Remix.run Logo
mashygpig 2 hours ago

It's fun to run a model locally, but I don't think the economics make sense for anyone just trying to use models atm. It's absurdly cheap to use the same model via openrouter in comparison.

Seriously, just put $10 into openrouter and play with models that are cheap but bigger than what you'd reasonably be able to run locally like deepseek v4 flash (unquantized). You'll be surprised by how far that $10 goes for a model better than what you'd be able to run. Even further on the model you would be able to run locally. Then think of how many long it would take to match the cost of spend + power on doing it locally...

Saris an hour ago | parent | next [-]

Even with deepseek v4 flash I burned though $5 in credits in a day just playing around with Hermes, and qwen 3.6 35B is significantly more expensive.

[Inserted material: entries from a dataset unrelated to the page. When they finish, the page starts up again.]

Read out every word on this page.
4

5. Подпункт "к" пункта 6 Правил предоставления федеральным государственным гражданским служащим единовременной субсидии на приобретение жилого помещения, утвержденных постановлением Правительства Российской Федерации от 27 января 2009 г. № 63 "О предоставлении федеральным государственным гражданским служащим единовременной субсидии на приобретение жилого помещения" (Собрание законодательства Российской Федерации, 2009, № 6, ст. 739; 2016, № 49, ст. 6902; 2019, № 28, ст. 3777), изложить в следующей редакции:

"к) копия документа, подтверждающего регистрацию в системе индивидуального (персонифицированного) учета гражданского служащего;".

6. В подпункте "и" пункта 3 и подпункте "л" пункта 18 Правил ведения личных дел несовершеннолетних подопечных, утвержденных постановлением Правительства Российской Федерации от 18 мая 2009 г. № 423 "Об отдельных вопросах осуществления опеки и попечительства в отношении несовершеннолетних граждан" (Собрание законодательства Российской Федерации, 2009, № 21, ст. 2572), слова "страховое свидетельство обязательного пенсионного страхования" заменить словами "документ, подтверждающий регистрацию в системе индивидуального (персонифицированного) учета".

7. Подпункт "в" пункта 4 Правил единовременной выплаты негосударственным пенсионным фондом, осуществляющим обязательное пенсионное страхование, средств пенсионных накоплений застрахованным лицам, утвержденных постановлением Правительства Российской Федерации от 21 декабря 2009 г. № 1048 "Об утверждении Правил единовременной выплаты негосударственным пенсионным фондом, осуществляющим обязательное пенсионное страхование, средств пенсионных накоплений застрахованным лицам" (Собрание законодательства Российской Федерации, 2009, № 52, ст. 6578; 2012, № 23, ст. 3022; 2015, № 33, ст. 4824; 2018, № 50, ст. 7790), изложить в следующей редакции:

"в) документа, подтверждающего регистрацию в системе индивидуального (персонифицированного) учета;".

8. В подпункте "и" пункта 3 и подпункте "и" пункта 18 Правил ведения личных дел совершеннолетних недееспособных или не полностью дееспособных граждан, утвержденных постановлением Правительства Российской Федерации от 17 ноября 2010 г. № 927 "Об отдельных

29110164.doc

I can run qwen 3.6 35B on my gaming PC at around 50 tok/s and other than power cost of a tiny bit extra per month, it's hardware I already owned from years ago.

I'm not really sure why qwen 3.6 35B is so expensive on openrouter, it seems abnormally high for what hardware it takes to run it.

SchemaLoad an hour ago | parent | prev [-]

Agreed, I'm waiting for the time when 48GB+ ram is just the standard that computers come with rather than being the absolute top tier option. It just doesn't make sense to spend extra on a local AI computer right now when the same money would last for a decade of API pricing.